Aku haus akan yang kudus
tapi mustahil mengelak akibat
dari sampah yang kau namai lezat.
Jadi siapa yang rakus
ketika liur tersihir mata,
bunyi, aroma dan ingatan tentang rasa.
Aku cuma penggiling,
pemusnah segala yang kau ingin cerna
oleh pesta pora indera.
Aku adalah persinggahan lapar dahaga
pengantar yang setia
jalan yang tak pernah menaruh curiga
pada hasratmu yang riba.
* adalah respon atas sajak Lapar-nya om Dedi TR (toko-sepatu.blogspot.com)
Friday, September 19, 2008
Dalam Pejam
ia ingat berdansa
jemari digenggam telapak wangi cendana
are you lonesome tonite?
berputar pelan
lampu mata meredup
nyaman
terayun di perahu tidur
nahkodanya yang gagah
ia baringkan lapisan lelah
membelainya sebagai dongeng
happy ever after
semua lega
linang bening itu beralasan
kanak-kanak di jiwanya
rindukan buaian
bukan berita sedih, pupus harapan
bilur-bilur hidup yang tak sempurna disembuhkan
cast me gently into morning
for the nite has been unkind
seperti ingin mereguk kembali
tatapan belia di atas ranjang
setelah pagi menghapus penat sepanjang malam
dan jiwa bersinar tanpa sepercik beban
Akhirnya Leleh Juga Oleh Cendekia
apa yang kami bisa
selain membuka telapak tangan
pada bibir merah bungkam
: kebenaran
ini bukan kesalahan
tapi pagar yang kau tempatkan
secara keliru pada yang kami namai
: pintu
kaki-kaki kami menuju matahari
maka sebagai hamparan pengantar
engkau jalan utama nan luas
: berjasa
kami tahu engkau hanya gugup
menempatkan diri dengan patut
bekerjalah sama
: seterusnya
lalu terang terik itu karena kau jualah sinar-sinarnya!
Ma kan
sepanci minyak di bawah gelendong telur-telur,
gudeg nalaj olos menjawab keroncongan malam
yang kelelahan sehabis meraungkan hujan
waktu. kita berebut seperti anak kecil yang ketakutan
jumlah kelerengnya berkurang, atau baju spiderman baru
lengkap dengan sayap dan penutup kepala bergambar
jaring laba-laba yang enggan dilepas begitu terpasang di badan
satu suap menit berarti emas bagi perut intelektual
penuh gas mimpi dan gelora menyala
dari sanan wetan hingga amsterdam
kerupuk kulit yang renyah mengingatkan kemiskinan
di tiap gigitan. tentang daging daur ulang dan laparnya pengetahuan
wilayah itu bernama air kuning, ada semacam hutan
di jalan berkelok menanjak menuju ke sana.

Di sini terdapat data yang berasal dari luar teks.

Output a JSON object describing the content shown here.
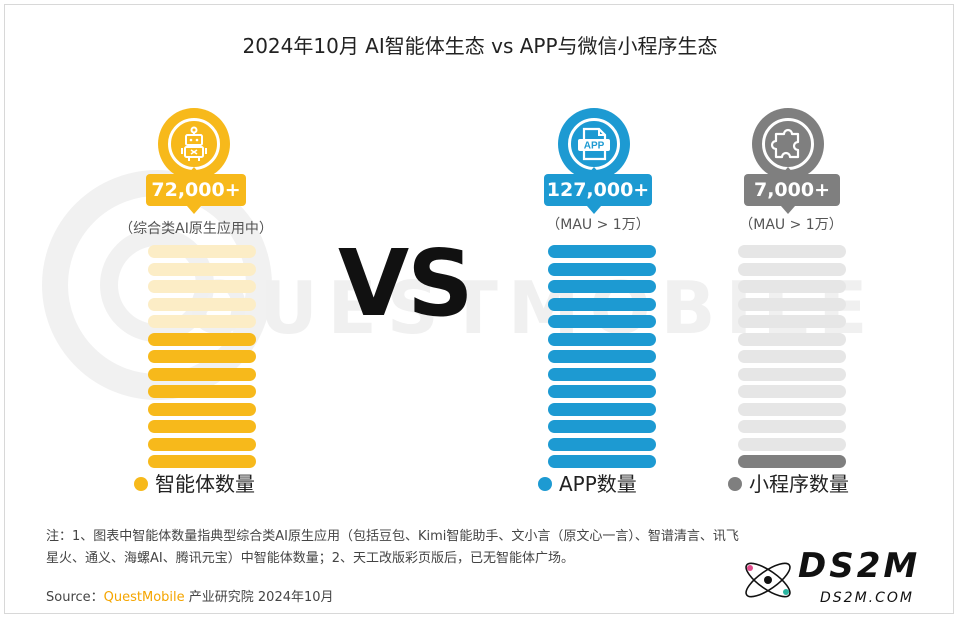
{
  "title": "2024年10月 AI智能体生态 vs APP与微信小程序生态",
  "vs_label": "VS",
  "watermark": "QUESTMOBILE",
  "chart_data": {
    "type": "bar",
    "categories": [
      "智能体数量",
      "APP数量",
      "小程序数量"
    ],
    "series": [
      {
        "name": "智能体数量",
        "value_label": "72,000+",
        "subtitle": "（综合类AI原生应用中）",
        "color": "#f7b91b",
        "icon": "robot-icon",
        "total_bars": 13,
        "filled_bars": 8
      },
      {
        "name": "APP数量",
        "value_label": "127,000+",
        "subtitle": "（MAU > 1万）",
        "color": "#1d9ad2",
        "icon": "app-file-icon",
        "total_bars": 13,
        "filled_bars": 13
      },
      {
        "name": "小程序数量",
        "value_label": "7,000+",
        "subtitle": "（MAU > 1万）",
        "color": "#7f7f7f",
        "icon": "puzzle-icon",
        "total_bars": 13,
        "filled_bars": 1
      }
    ],
    "values": [
      72000,
      127000,
      7000
    ]
  },
  "note": "注：1、图表中智能体数量指典型综合类AI原生应用（包括豆包、Kimi智能助手、文小言（原文心一言）、智谱清言、讯飞星火、通义、海螺AI、腾讯元宝）中智能体数量；2、天工改版彩页版后，已无智能体广场。",
  "source": {
    "prefix": "Source：",
    "brand": "QuestMobile",
    "suffix": " 产业研究院 2024年10月"
  },
  "logo": {
    "main": "DS2M",
    "sub": "DS2M.COM"
  },
  "colors": {
    "agent": "#f7b91b",
    "agent_light": "#fcedc6",
    "app": "#1d9ad2",
    "app_light": "#d2eaf6",
    "mini": "#7f7f7f",
    "mini_light": "#e6e6e6"
  }
}
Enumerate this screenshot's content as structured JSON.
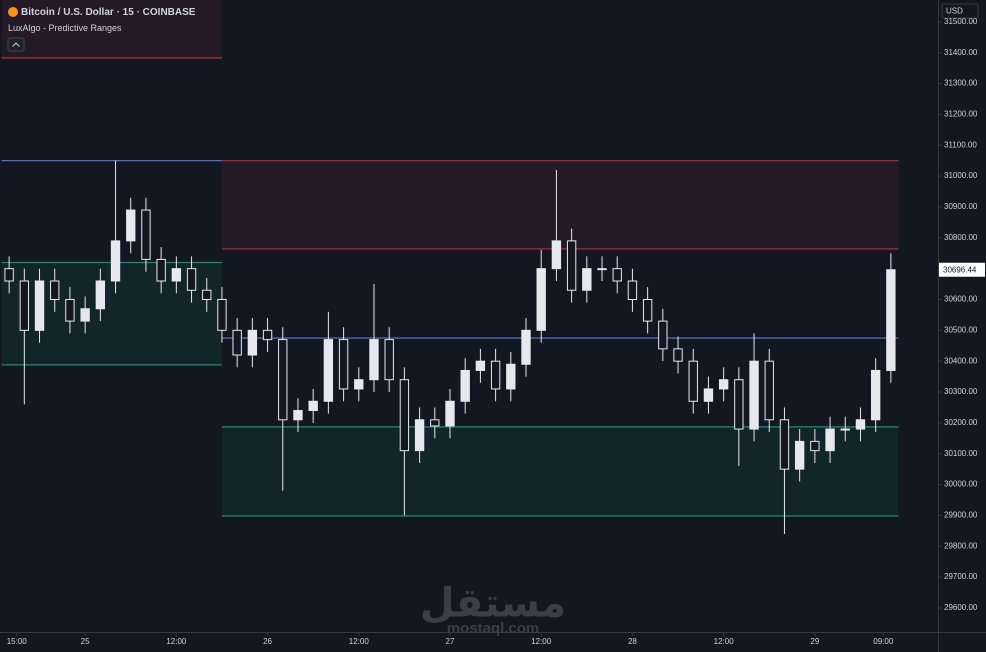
{
  "chart_data": {
    "type": "candlestick",
    "title": "Bitcoin / U.S. Dollar · 15 · COINBASE",
    "indicator": "LuxAlgo - Predictive Ranges",
    "currency": "USD",
    "watermark": "مستقل",
    "watermark_url": "mostaql.com",
    "x": [
      14,
      16,
      18,
      20,
      22,
      24,
      26,
      28,
      30,
      32,
      34,
      36,
      38,
      40,
      42,
      44,
      46,
      48,
      50,
      52,
      54,
      56,
      58,
      60,
      62,
      64,
      66,
      68,
      70,
      72,
      74,
      76,
      78,
      80,
      82,
      84,
      86,
      88,
      90,
      92,
      94,
      96,
      98,
      100,
      102,
      104,
      106,
      108,
      110,
      112,
      114,
      116,
      118,
      120,
      122,
      124,
      126,
      128,
      130
    ],
    "open": [
      30700,
      30660,
      30500,
      30660,
      30600,
      30530,
      30570,
      30660,
      30790,
      30890,
      30730,
      30660,
      30700,
      30630,
      30600,
      30500,
      30420,
      30500,
      30470,
      30210,
      30240,
      30270,
      30470,
      30310,
      30340,
      30470,
      30340,
      30110,
      30210,
      30190,
      30270,
      30370,
      30400,
      30310,
      30390,
      30500,
      30700,
      30790,
      30630,
      30700,
      30700,
      30660,
      30600,
      30530,
      30440,
      30400,
      30270,
      30310,
      30340,
      30180,
      30400,
      30210,
      30050,
      30140,
      30110,
      30180,
      30180,
      30210,
      30370
    ],
    "high": [
      30740,
      30700,
      30700,
      30700,
      30640,
      30610,
      30700,
      31050,
      30930,
      30930,
      30770,
      30740,
      30740,
      30670,
      30640,
      30540,
      30540,
      30540,
      30510,
      30280,
      30310,
      30560,
      30510,
      30380,
      30650,
      30510,
      30380,
      30250,
      30250,
      30310,
      30410,
      30440,
      30440,
      30430,
      30540,
      30760,
      31020,
      30830,
      30740,
      30740,
      30740,
      30700,
      30640,
      30570,
      30480,
      30440,
      30350,
      30380,
      30380,
      30490,
      30440,
      30250,
      30180,
      30180,
      30220,
      30220,
      30250,
      30410,
      30750
    ],
    "low": [
      30620,
      30260,
      30460,
      30560,
      30490,
      30490,
      30530,
      30620,
      30750,
      30690,
      30620,
      30620,
      30590,
      30560,
      30460,
      30380,
      30380,
      30430,
      29980,
      30170,
      30200,
      30230,
      30270,
      30270,
      30300,
      30300,
      29900,
      30070,
      30150,
      30150,
      30230,
      30330,
      30270,
      30270,
      30350,
      30460,
      30660,
      30590,
      30590,
      30660,
      30620,
      30560,
      30490,
      30400,
      30360,
      30230,
      30230,
      30270,
      30060,
      30140,
      30170,
      29840,
      30010,
      30070,
      30070,
      30140,
      30140,
      30170,
      30330
    ],
    "close": [
      30660,
      30500,
      30660,
      30600,
      30530,
      30570,
      30660,
      30790,
      30890,
      30730,
      30660,
      30700,
      30630,
      30600,
      30500,
      30420,
      30500,
      30470,
      30210,
      30240,
      30270,
      30470,
      30310,
      30340,
      30470,
      30340,
      30110,
      30210,
      30190,
      30270,
      30370,
      30400,
      30310,
      30390,
      30500,
      30700,
      30790,
      30630,
      30700,
      30700,
      30660,
      30600,
      30530,
      30440,
      30400,
      30270,
      30310,
      30340,
      30180,
      30400,
      30210,
      30050,
      30140,
      30110,
      30180,
      30180,
      30210,
      30370,
      30696.44
    ],
    "up_color": "#e6e8ee",
    "down_color": "#131722",
    "ranges": [
      {
        "start": 13,
        "end": 42,
        "r1": 31383,
        "avg": 31050,
        "s1": 30720,
        "s2": 30388
      },
      {
        "start": 42,
        "end": 131,
        "r2": 31050,
        "r1": 30764,
        "avg": 30475,
        "s1": 30187,
        "s2": 29898
      }
    ],
    "range_colors": {
      "resistance": "#b3303a",
      "avg": "#5b7fc4",
      "support": "#1f8a7a",
      "resistance_fill": "#241a27",
      "support_fill": "#11252a"
    },
    "xlim": [
      12.8,
      136.2
    ],
    "ylim": [
      29522,
      31571
    ],
    "xticks": [
      {
        "value": 15,
        "label": "15:00"
      },
      {
        "value": 24,
        "label": "25"
      },
      {
        "value": 36,
        "label": "12:00"
      },
      {
        "value": 48,
        "label": "26"
      },
      {
        "value": 60,
        "label": "12:00"
      },
      {
        "value": 72,
        "label": "27"
      },
      {
        "value": 84,
        "label": "12:00"
      },
      {
        "value": 96,
        "label": "28"
      },
      {
        "value": 108,
        "label": "12:00"
      },
      {
        "value": 120,
        "label": "29"
      },
      {
        "value": 129,
        "label": "09:00"
      }
    ],
    "yticks": [
      {
        "value": 29600,
        "label": "29600.00"
      },
      {
        "value": 29700,
        "label": "29700.00"
      },
      {
        "value": 29800,
        "label": "29800.00"
      },
      {
        "value": 29900,
        "label": "29900.00"
      },
      {
        "value": 30000,
        "label": "30000.00"
      },
      {
        "value": 30100,
        "label": "30100.00"
      },
      {
        "value": 30200,
        "label": "30200.00"
      },
      {
        "value": 30300,
        "label": "30300.00"
      },
      {
        "value": 30400,
        "label": "30400.00"
      },
      {
        "value": 30500,
        "label": "30500.00"
      },
      {
        "value": 30600,
        "label": "30600.00"
      },
      {
        "value": 30700,
        "label": "30700.00"
      },
      {
        "value": 30800,
        "label": "30800.00"
      },
      {
        "value": 30900,
        "label": "30900.00"
      },
      {
        "value": 31000,
        "label": "31000.00"
      },
      {
        "value": 31100,
        "label": "31100.00"
      },
      {
        "value": 31200,
        "label": "31200.00"
      },
      {
        "value": 31300,
        "label": "31300.00"
      },
      {
        "value": 31400,
        "label": "31400.00"
      },
      {
        "value": 31500,
        "label": "31500.00"
      }
    ]
  }
}
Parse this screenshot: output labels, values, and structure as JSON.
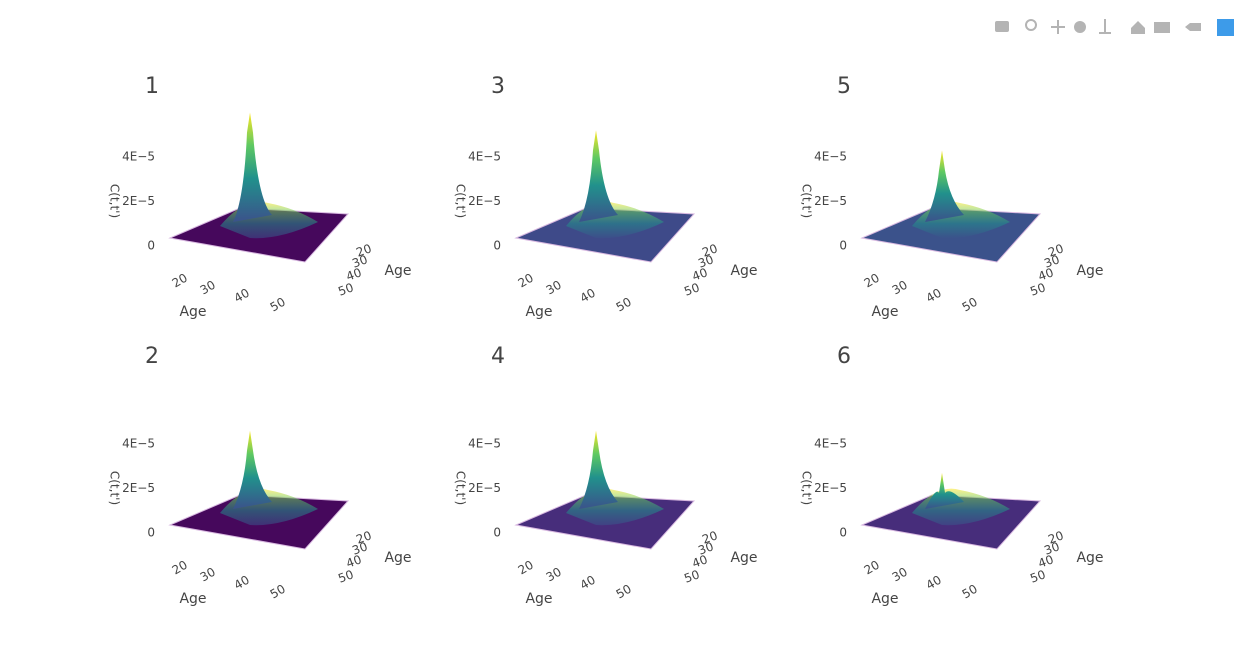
{
  "chart_data": [
    {
      "type": "surface",
      "title": "1",
      "zlabel": "C(t,t')",
      "xlabel": "Age",
      "ylabel": "Age",
      "xticks": [
        20,
        30,
        40,
        50
      ],
      "yticks": [
        20,
        30,
        40,
        50
      ],
      "zlim": [
        0,
        6e-05
      ],
      "zticks": [
        0,
        {
          "value": 2e-05,
          "label": "2E−5"
        },
        {
          "value": 4e-05,
          "label": "4E−5"
        }
      ],
      "peak": 6e-05,
      "color": "#46085c"
    },
    {
      "type": "surface",
      "title": "2",
      "zlabel": "C(t,t')",
      "xlabel": "Age",
      "ylabel": "Age",
      "xticks": [
        20,
        30,
        40,
        50
      ],
      "yticks": [
        20,
        30,
        40,
        50
      ],
      "zlim": [
        0,
        6e-05
      ],
      "zticks": [
        0,
        {
          "value": 2e-05,
          "label": "2E−5"
        },
        {
          "value": 4e-05,
          "label": "4E−5"
        }
      ],
      "peak": 4.6e-05,
      "color": "#46085c"
    },
    {
      "type": "surface",
      "title": "3",
      "zlabel": "C(t,t')",
      "xlabel": "Age",
      "ylabel": "Age",
      "xticks": [
        20,
        30,
        40,
        50
      ],
      "yticks": [
        20,
        30,
        40,
        50
      ],
      "zlim": [
        0,
        6e-05
      ],
      "zticks": [
        0,
        {
          "value": 2e-05,
          "label": "2E−5"
        },
        {
          "value": 4e-05,
          "label": "4E−5"
        }
      ],
      "peak": 5.2e-05,
      "color": "#3e4a89"
    },
    {
      "type": "surface",
      "title": "4",
      "zlabel": "C(t,t')",
      "xlabel": "Age",
      "ylabel": "Age",
      "xticks": [
        20,
        30,
        40,
        50
      ],
      "yticks": [
        20,
        30,
        40,
        50
      ],
      "zlim": [
        0,
        6e-05
      ],
      "zticks": [
        0,
        {
          "value": 2e-05,
          "label": "2E−5"
        },
        {
          "value": 4e-05,
          "label": "4E−5"
        }
      ],
      "peak": 4.6e-05,
      "color": "#472d7b"
    },
    {
      "type": "surface",
      "title": "5",
      "zlabel": "C(t,t')",
      "xlabel": "Age",
      "ylabel": "Age",
      "xticks": [
        20,
        30,
        40,
        50
      ],
      "yticks": [
        20,
        30,
        40,
        50
      ],
      "zlim": [
        0,
        6e-05
      ],
      "zticks": [
        0,
        {
          "value": 2e-05,
          "label": "2E−5"
        },
        {
          "value": 4e-05,
          "label": "4E−5"
        }
      ],
      "peak": 4.3e-05,
      "color": "#3b528b"
    },
    {
      "type": "surface",
      "title": "6",
      "zlabel": "C(t,t')",
      "xlabel": "Age",
      "ylabel": "Age",
      "xticks": [
        20,
        30,
        40,
        50
      ],
      "yticks": [
        20,
        30,
        40,
        50
      ],
      "zlim": [
        0,
        6e-05
      ],
      "zticks": [
        0,
        {
          "value": 2e-05,
          "label": "2E−5"
        },
        {
          "value": 4e-05,
          "label": "4E−5"
        }
      ],
      "peak": 2.7e-05,
      "color": "#472d7b"
    }
  ]
}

caranya bercerita membuat dahi seperti monitor kabur
dan antena yang selalu kalah oleh kejamnya cuaca
kakakku adikmu kita banyak serupa kisahnya.
salah satunya baju lungsuran penuh sejarah kenakalan
yang masih saja melompat-lompat dalam kenangan
digigit ular, tertusuk paku, mencari siput, terjerembab
dengan sepeda ke dalam sawah,
dikejar tawon, main sembunyi di bawah temaram bulan
ketika besar memilih jadi teman atau pacar
sesulit menebak isi durian tanpa boleh membuka sedikit
untuk merasakan sengatan baunya
suatu drama siang di New Jersey, a stupid lover boy
membenamkan kepalanya di tong sampah bermil-mil jauhnya
dari rumahnya sendiri untuk menangisi kebodohannya.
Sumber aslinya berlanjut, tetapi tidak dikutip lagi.